在去年的那个夏天,他人生的主题只有一个,那就是创业。 然而,这一切,已然结束。

十二年前,高考之后,我们便人生殊途了。

我南下广州,他去了重庆。

等他来了羊城,我又北上帝京。

只有在每一个久别重逢的春节,我们才能在家乡短暂小聚,重温旧日的情谊。

人生轨迹相异,我们似乎很难再有什么很深的交集了。

然而,去年夏天当我为了自己的创业项目一路南下,我们又在广州再次会师。 那是个激情燃烧的夏天,适逢他也正准备创业,两个未满三十的年轻人,昔日的同窗好友,彻夜长谈,激动地交换彼此对自我、人生与世界的看法。 在我记忆中,那是个无比美好的夏天,充满无数可能的未来,正在我们面前徐徐展开。

我忍不住去畅想,或许有一天,他能与我一道并肩作战,我们一起去为这个世界创造出一些有价值的东西来。 命运奇诡无常,我怎么也想不到,这一天,竟然这么快就来了。 但是,并肩作战的契机,却是以我最不愿亦最无法想象的方式,骤然降临。 2013年10月28日,在入院后的第28天,张维佳被确诊为身患非霍奇金淋巴瘤(T细胞性)。 在过去的十个月中,他已数度击退死亡的进攻、跨过鬼门关;而现在,在他生命最紧要的关头,我选择来到他身旁,与他并肩作战,死战到底。

因为,我们是初中的同桌,十八年的朋友,异姓的兄弟。 二、骤变2013年10月1日,是国庆节,再过十八天,就是张维佳三十岁的生日了。

此前的两个月,是他创业最忙的一段时期,虽然八月上旬他已感到身体不适,时常胸闷和咳嗽,但这并未引起他足够的重视。

张维佳身体素质向来不错,大学时代曾是院足球队中场,工作后也时常运动,所以他想自己应该只是点小毛病,等忙完这段时间去医院打打吊针就好了。
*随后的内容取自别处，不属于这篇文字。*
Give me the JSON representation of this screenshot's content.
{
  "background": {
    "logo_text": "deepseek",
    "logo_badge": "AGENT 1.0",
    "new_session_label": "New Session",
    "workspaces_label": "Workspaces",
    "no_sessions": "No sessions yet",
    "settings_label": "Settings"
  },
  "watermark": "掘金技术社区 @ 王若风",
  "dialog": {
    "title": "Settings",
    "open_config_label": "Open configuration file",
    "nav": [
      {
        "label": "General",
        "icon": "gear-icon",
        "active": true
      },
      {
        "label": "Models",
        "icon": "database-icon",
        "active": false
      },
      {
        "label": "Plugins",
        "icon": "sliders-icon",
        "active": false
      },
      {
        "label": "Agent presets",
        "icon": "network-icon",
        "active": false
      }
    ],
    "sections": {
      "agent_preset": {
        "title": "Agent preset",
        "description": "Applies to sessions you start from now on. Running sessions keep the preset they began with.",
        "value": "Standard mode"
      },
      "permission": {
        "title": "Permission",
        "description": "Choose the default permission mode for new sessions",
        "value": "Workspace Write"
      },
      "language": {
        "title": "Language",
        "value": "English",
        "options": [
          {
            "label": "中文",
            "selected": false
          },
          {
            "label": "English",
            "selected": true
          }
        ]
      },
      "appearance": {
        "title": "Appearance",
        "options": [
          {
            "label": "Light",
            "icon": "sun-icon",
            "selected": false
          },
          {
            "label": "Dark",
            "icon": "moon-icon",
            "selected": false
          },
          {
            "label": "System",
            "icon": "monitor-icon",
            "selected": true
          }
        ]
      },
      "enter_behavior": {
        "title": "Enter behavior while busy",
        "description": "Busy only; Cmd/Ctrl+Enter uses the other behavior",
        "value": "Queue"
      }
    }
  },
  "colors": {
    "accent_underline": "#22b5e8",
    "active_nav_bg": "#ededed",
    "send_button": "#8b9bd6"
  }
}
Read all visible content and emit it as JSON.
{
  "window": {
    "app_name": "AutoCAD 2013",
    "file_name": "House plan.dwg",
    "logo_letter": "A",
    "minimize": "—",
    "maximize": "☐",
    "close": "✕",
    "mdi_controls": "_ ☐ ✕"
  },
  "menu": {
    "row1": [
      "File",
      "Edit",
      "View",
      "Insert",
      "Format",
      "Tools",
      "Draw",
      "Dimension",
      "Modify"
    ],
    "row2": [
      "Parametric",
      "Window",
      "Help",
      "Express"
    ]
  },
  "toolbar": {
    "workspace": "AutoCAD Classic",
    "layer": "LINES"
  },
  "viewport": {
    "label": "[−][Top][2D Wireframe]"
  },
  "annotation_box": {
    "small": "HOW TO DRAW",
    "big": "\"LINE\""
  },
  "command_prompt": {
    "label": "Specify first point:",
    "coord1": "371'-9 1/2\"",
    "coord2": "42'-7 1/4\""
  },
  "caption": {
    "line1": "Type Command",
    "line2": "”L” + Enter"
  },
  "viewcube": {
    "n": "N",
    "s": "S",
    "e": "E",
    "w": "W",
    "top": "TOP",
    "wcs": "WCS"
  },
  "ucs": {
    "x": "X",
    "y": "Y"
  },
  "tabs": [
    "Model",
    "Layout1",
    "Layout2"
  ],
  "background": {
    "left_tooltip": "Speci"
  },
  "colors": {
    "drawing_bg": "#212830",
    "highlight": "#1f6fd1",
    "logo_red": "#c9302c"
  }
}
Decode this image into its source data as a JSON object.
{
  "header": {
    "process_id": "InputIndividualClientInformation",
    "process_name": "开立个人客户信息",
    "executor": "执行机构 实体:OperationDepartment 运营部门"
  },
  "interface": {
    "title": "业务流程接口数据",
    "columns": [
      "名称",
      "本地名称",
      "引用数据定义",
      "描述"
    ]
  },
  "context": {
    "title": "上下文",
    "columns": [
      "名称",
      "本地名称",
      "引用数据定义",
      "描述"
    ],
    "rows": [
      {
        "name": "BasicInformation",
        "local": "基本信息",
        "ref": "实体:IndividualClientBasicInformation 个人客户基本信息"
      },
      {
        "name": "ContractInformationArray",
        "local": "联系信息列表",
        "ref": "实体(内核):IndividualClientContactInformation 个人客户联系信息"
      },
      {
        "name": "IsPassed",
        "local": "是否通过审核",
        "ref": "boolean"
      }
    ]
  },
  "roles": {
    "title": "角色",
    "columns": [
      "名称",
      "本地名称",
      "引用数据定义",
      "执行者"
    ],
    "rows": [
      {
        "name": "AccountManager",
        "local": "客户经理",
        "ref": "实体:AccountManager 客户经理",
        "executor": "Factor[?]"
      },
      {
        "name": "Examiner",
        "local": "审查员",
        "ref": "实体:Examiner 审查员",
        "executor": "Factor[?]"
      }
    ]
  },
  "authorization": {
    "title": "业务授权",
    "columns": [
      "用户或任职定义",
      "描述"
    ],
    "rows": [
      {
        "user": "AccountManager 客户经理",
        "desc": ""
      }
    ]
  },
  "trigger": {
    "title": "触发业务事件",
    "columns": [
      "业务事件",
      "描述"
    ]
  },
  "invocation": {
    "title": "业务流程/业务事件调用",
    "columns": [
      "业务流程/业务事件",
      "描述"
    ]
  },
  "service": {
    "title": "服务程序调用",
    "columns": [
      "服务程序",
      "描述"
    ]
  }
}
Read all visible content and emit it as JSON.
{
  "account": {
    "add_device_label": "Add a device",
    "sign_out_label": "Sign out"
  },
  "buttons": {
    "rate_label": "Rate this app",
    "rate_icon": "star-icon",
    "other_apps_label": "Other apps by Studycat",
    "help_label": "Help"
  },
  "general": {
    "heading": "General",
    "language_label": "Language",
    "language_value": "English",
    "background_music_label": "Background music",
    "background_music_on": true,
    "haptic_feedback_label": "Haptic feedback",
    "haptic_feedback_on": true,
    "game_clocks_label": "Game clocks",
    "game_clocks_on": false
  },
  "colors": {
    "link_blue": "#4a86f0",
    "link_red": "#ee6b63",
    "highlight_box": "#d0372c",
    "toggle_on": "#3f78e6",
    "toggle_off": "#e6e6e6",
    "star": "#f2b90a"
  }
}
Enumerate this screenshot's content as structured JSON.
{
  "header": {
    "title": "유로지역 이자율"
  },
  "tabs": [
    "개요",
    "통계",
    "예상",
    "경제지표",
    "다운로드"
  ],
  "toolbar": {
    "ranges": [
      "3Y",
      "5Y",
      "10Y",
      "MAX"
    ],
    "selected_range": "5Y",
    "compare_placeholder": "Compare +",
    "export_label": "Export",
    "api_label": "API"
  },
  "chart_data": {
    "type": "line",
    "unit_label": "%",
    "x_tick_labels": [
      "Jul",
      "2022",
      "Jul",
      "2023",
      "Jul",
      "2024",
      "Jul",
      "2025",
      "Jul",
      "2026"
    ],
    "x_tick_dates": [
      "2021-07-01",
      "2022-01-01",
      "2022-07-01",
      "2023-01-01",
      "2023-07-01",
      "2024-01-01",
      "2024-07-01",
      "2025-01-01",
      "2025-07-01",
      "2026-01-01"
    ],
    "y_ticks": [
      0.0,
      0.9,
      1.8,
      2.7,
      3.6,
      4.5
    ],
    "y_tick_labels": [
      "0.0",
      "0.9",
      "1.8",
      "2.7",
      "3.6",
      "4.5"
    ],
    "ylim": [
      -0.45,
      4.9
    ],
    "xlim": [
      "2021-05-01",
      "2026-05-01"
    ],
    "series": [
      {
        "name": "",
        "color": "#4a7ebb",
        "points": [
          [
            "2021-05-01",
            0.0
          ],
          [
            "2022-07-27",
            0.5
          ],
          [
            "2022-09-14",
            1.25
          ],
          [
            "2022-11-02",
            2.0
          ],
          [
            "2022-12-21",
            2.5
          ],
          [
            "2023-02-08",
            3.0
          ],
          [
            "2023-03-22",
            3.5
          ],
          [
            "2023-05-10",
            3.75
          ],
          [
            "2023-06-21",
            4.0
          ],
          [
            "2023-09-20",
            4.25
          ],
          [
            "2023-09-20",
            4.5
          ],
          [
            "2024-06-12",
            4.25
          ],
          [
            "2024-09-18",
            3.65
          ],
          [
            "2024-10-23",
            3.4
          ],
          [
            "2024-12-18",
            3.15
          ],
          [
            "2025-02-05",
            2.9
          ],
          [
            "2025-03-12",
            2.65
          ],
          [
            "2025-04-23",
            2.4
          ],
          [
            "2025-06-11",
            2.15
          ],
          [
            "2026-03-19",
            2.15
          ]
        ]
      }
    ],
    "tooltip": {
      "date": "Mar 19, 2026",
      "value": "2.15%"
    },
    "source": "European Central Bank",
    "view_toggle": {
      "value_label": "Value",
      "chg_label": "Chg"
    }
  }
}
在公司运转的初期,他每天工作时间都在十小时之上,等到九月中旬,则干脆搬到公司住了下来。 等到九月底他忙完前期准备工作,终于腾出时间,决定国庆那天去医院检查身体,可当他走出公司时,他才蓦然发现,自己竟然连基本的步行都难以完成了!张维佳最终在同事的陪伴下,去到了离公司最近的中山大学附属第三医院,急诊科的大夫一看他的状况,立刻下了病危通知。

此后紧接着做了一系列的检查,确定他胸腔内有大量积液,当晚便进行了胸腔穿刺,第二天则转入胸外科。 此后的二十余天时光,就像是蹦极一样,张维佳的人生急转直下:10月5日,心包穿刺,排出心包积液;10月16日,胸腔镜活检手术,取出活检组织;10月28日,报告确认活检组织为非霍奇金淋巴瘤(T细胞性)。 在医生确认张维佳罹患T细胞淋巴瘤之后,他当然不可能第一时间得知,但他自认为心理素质极好,且坚持自己有知情权,在反复追问母亲之后,终于得知自己患有恶性癌症的事实。 从2009年至今,我写日记已有五年了。 可当我去查找2013年10月28日那天的日记时,却发现是一片空白。 因为,自2013年10月上旬开始,我就逐渐陷入了抑郁期。 及至年底,愈发严重,春节后陷入到完全失去行为动力,每日瘫软在床的严重境地。 最后到华西医院就诊,确认患有双相情感障碍,即躁郁症。 因为中山三院是我母校的附属医院,我本科时的很多同学、好友毕业后就在广州各医疗系统内工作。 去年国庆节张维佳到中山三院急诊科后,很快就给我打了个电话说明情况,问我是否有相熟的医生可以提供帮助。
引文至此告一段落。